Loss Functions#

The loss function is a critical component of any deep learning system. While there are many considerations regarding loss functions for applications in audio signal processing, we will discuss in this section the most important aspects that are relevant for constructing an automatic mixing system. Most audio-focused loss functions can generally be separated into those that compute a distance between waveforms in the time domain or those that compute a distance in the spectral domain. In general, we will consider a loss function \(\mathcal{L}\) that operates on the output of the automatic mixing systems \(\mathbf{y}\) and the ground truth target mix \(\mathbf{y}\), both of which are stereo audio signals \( \{ \hat{\mathbf{y}}, \mathbf{y} \} \in \mathbb{R}^{2 \times T}\)

Time Domain#

A standard approach is to consider the mean-squared error between the stereo waveforms. This amounts to first computing the sample-wise mean-squared error for each of the \(N\) samples on each channel and then averaging across the error of each of the two channels

\[ \label{eq:mse} \mathcal{L}_{\text{MSE}}({\hat{\mathbf{y}}},\mathbf{y}) = \frac{1}{2N} \sum_{i=1}^{2} \sum_{j=1}^{N} {|{\hat{\mathbf{y}}}_{i,j} - \mathbf{y}_{i,j}|}^2. \]

This is perhaps the simplest loss function we can utilize, but as a result it has some limitations. We know that the human auditory system does not compare sounds in this way and therefore this approach is likely to overemphasize small differences in phase between the signals, which may not be perceptual. This is the predominate motivation for frequency domain loss functions.

Frequency Domain#

Frequency domain loss functions aim to address the limitations of time domain losses by measuring the distance between two audio signal using a comparison of the time-varying magnitude spectrum. The general formulation involves computing the short-time Fourier transform (STFT), taking the magnitude of each channel \(i\) of the estimated signal \( \hat{\mathbf{Y}}_i = |\text{STFT}(\hat{\mathbf{y}}_i)| \) and the target signal \(\mathbf{Y}_i = |\text{STFT}(\hat{\mathbf{y}}_i)|\) where \(\{ \hat{\mathbf{Y}}_i, \mathbf{Y}_i \in \mathbb{R}^{F \times K}\) with \(F\) as the number of frequency bins and \(K\) the number of time frames. Then we measure the mean-squared (\(L_2\)) or mean-absolute (\(L_1\)) error between these matrices.

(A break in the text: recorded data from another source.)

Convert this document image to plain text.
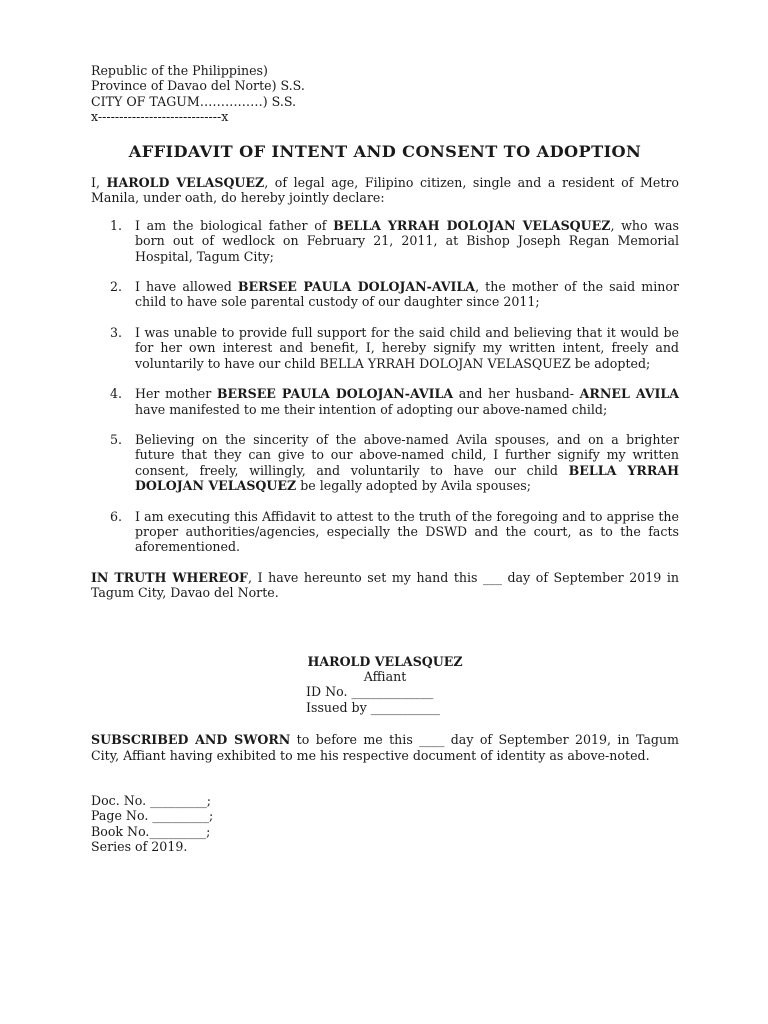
Republic of the Philippines)
Province of Davao del Norte) S.S.
CITY OF TAGUM……………) S.S.
x-----------------------------x
AFFIDAVIT OF INTENT AND CONSENT TO ADOPTION

I, HAROLD VELASQUEZ, of legal age, Filipino citizen, single and a resident of Metro Manila, under oath, do hereby jointly declare:

1. I am the biological father of BELLA YRRAH DOLOJAN VELASQUEZ, who was born out of wedlock on February 21, 2011, at Bishop Joseph Regan Memorial Hospital, Tagum City;
2. I have allowed BERSEE PAULA DOLOJAN-AVILA, the mother of the said minor child to have sole parental custody of our daughter since 2011;
3. I was unable to provide full support for the said child and believing that it would be for her own interest and benefit, I, hereby signify my written intent, freely and voluntarily to have our child BELLA YRRAH DOLOJAN VELASQUEZ be adopted;
4. Her mother BERSEE PAULA DOLOJAN-AVILA and her husband- ARNEL AVILA have manifested to me their intention of adopting our above-named child;
5. Believing on the sincerity of the above-named Avila spouses, and on a brighter future that they can give to our above-named child, I further signify my written consent, freely, willingly, and voluntarily to have our child BELLA YRRAH DOLOJAN VELASQUEZ be legally adopted by Avila spouses;
6. I am executing this Affidavit to attest to the truth of the foregoing and to apprise the proper authorities/agencies, especially the DSWD and the court, as to the facts aforementioned.

IN TRUTH WHEREOF, I have hereunto set my hand this ___ day of September 2019 in Tagum City, Davao del Norte.

HAROLD VELASQUEZ
Affiant
ID No. _____________
Issued by ___________

SUBSCRIBED AND SWORN to before me this ____ day of September 2019, in Tagum City, Affiant having exhibited to me his respective document of identity as above-noted.

Doc. No. _________;
Page No. _________;
Book No._________;
Series of 2019.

\[ \label{eq:stft} \mathcal{L}_{\text{STFT}}({\hat{\mathbf{Y}}},\mathbf{Y}) = \frac{1}{2KF} \sum_{i=1}^{2}\sum_{k=1}^{K} \sum_{f=1}^{F} \Big( |\text{STFT}(\hat{\mathbf{y}}_i)|[f,k] - |\text{STFT}(\mathbf{y}_i)| [f,k] \Big)^2. \]

xw However, using a single configuration of transform parameters (window size, hop size, etc.) is known to bias this error measurement due to the fixed time-frequency resolution. To address this, recent approaches have adopted the multi-resolution or multi-scale STFT loss function [EHGR21, YSK20]. This approach extends the existing frequency domain loss function by consider the average error across a range of different time-frequency resolutions. We can achieve this by computing the average error at \(M\) time-frequency resolutions

\[ \label{eq:mrstft} \mathcal{L}_{\text{MR-STFT}}({\hat{\mathbf{Y}}},\mathbf{Y}) = \frac{1}{M} \mathcal{L}_{\text{STFT}_m}({\hat{\mathbf{Y}}},\mathbf{Y}) \]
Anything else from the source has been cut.